Et pourtant, le livre survit à sa réfutation, et il faut se demander pourquoi. La réponse est que Psychologie des foules n’est pas vraiment un livre sur les foules : c’est un livre sur les techniques de pouvoir. Ses descriptions des masses sont datées ; son inventaire des méthodes de persuasion — simplifier, affirmer, répéter, incarner, frapper l’imagination — reste opératoire parce qu’il ne décrit pas la psychologie des gouvernés mais la pratique des gouvernants. C’est un manuel écrit du point de vue du manipulateur, par un homme qui prétendait vacciner et qui a inoculé. Chaque époque le redécouvre pour cette raison : les années 1920 y ont lu la propagande, les années 1950 la publicité, les années 2000 le marketing politique, les années 2020 les mécaniques virales. Le texte n’a pas changé. Les foules non plus, dira-t-on ; en réalité, ce sont les instruments qui ont grandi.
Il y a enfin une leçon proprement politique dans cette histoire, et elle concerne les démocraties plus que les dictatures. Le Bon pensait que la foule était le contraire de la raison, et que la démocratie, gouvernement des foules, était donc condamnée à la démagogie. Les totalitarismes du XXᵉ siècle ont semblé lui donner raison ; les démocraties libérales ont semblé lui donner tort, en inventant des institutions — presse libre, débat contradictoire, contre-pouvoirs, éducation — dont la fonction exacte est de transformer la foule en public : un collectif capable de délibérer. Or c’est précisément cette machinerie que l’écosystème numérique actuel court-circuite. Quand l’information arrive par flux émotionnels individualisés, quand l’indignation est le carburant du modèle économique des plateformes, quand la répétition algorithmique remplace la vérification, la démocratie retrouve face à elle la foule de Le Bon — sans les digues que le XXᵉ siècle avait mises un siècle à construire.

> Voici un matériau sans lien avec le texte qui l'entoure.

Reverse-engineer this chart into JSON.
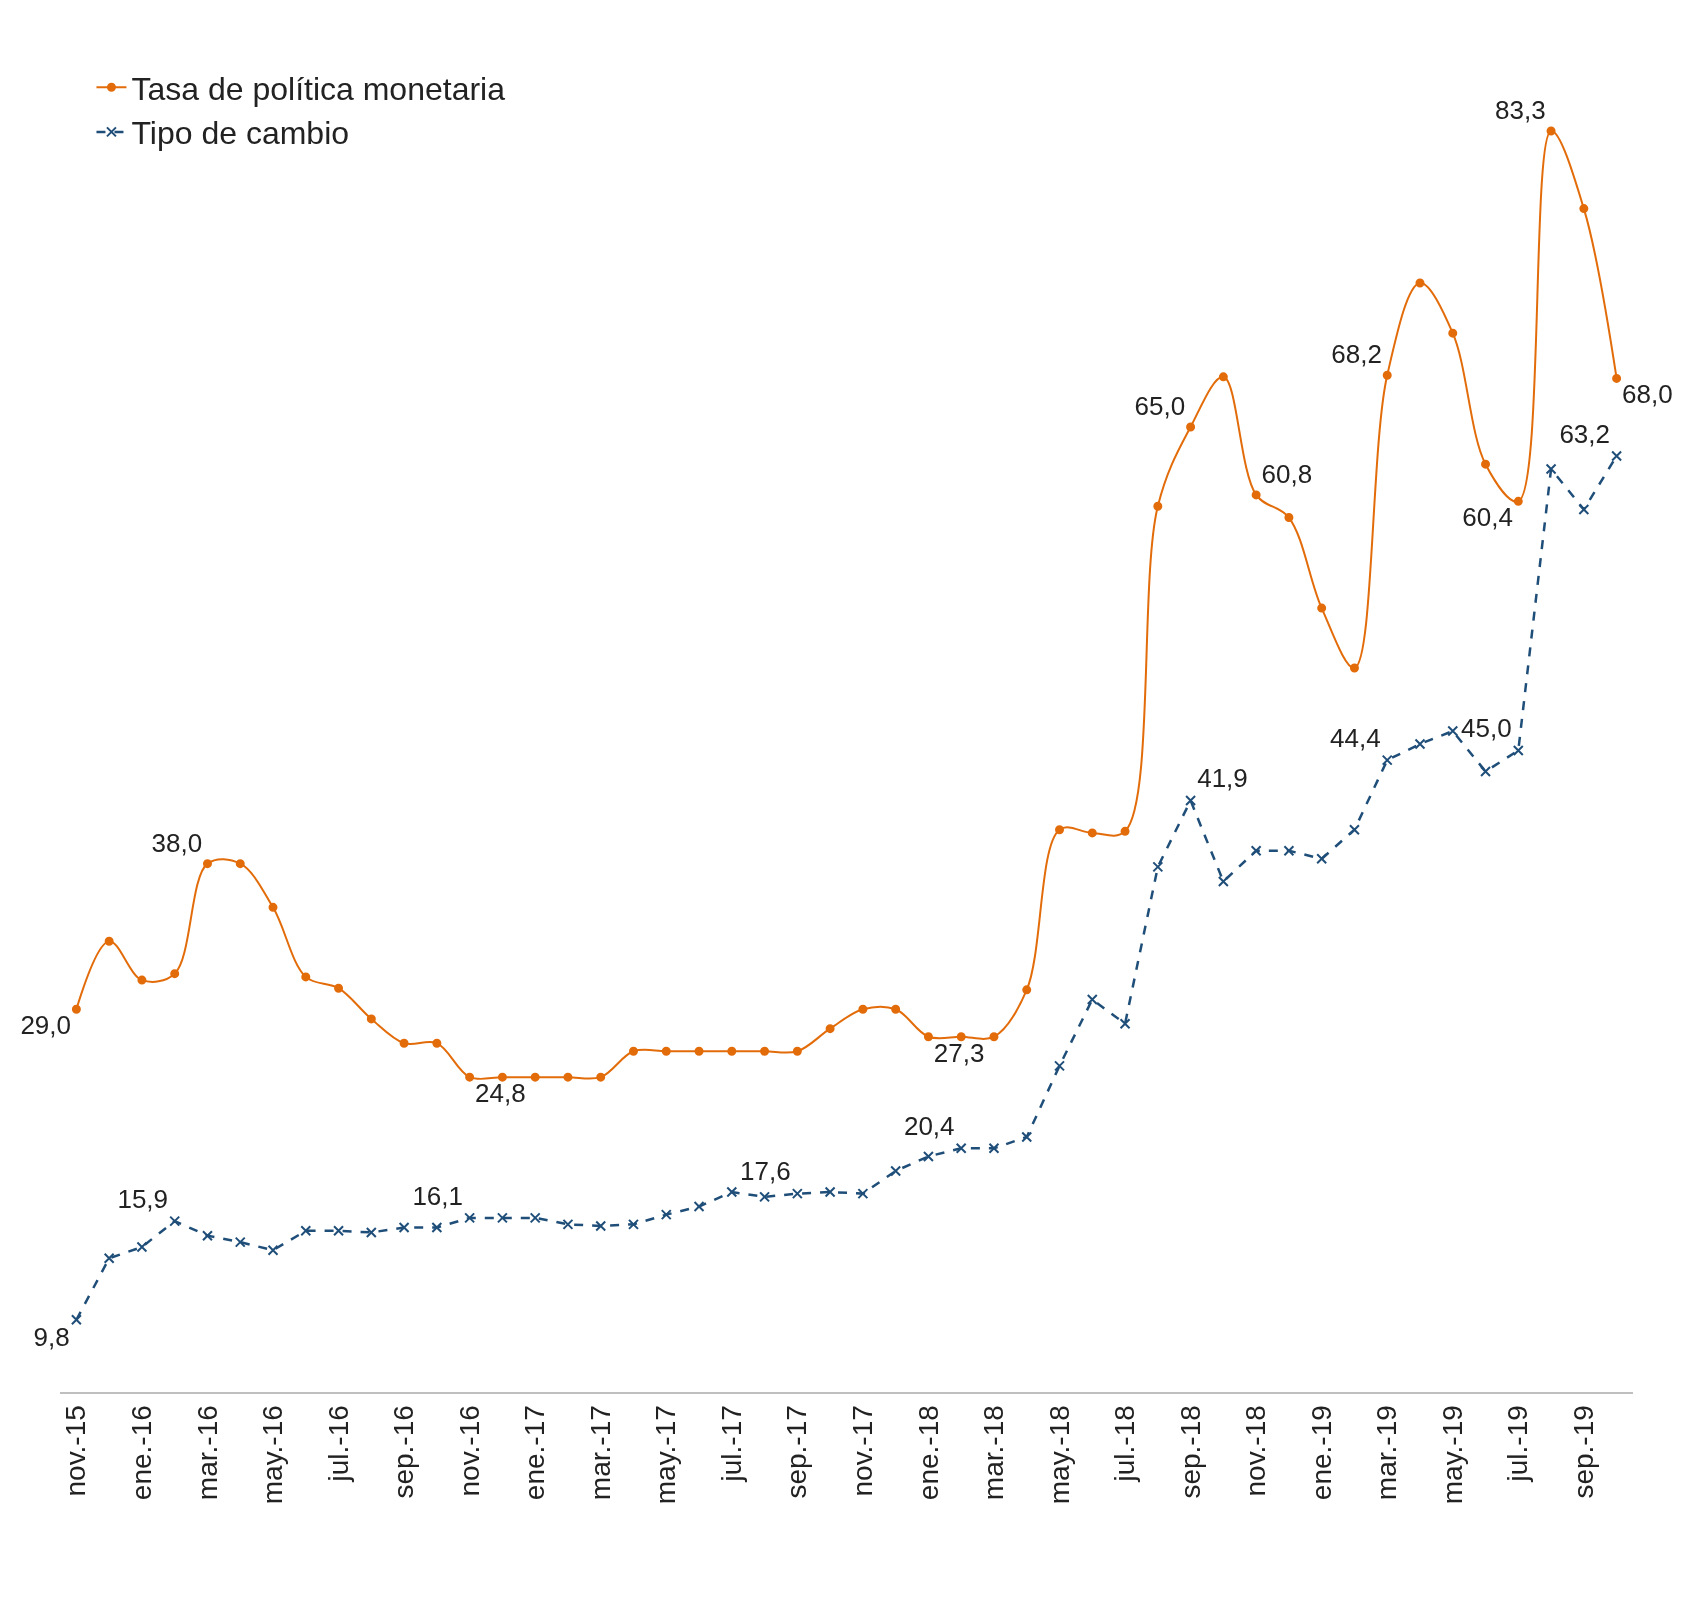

La question n’est donc pas de savoir si Le Bon avait raison sur les foules. Elle est de savoir qui, aujourd’hui, applique ses recettes, avec quels moyens et sous quel contrôle. En 1895, il fallait un tribun, un balcon et une place. En 2026, il faut une plateforme, un modèle d’engagement et un budget publicitaire — et les balcons sont dans toutes les poches. Le vieux réactionnaire de Nogent-le-Rotrou, qui craignait tant le pouvoir des masses, n’avait pas imaginé le renversement final : ce ne sont plus les foules qui menacent ceux qui les manipulent. Ce sont les manipulateurs qui fabriquent les foules dont ils ont besoin. Son livre voulait apprendre aux élites à se protéger des foules. Il aura surtout appris à tous les pouvoirs — politiques, commerciaux, algorithmiques — qu’une foule, cela ne se subit pas : cela se produit. C’est la découverte la plus dangereuse du XXᵉ siècle en sciences humaines. Elle tient en 200 pages, elle date de 1895, et elle n’a jamais été aussi rentable.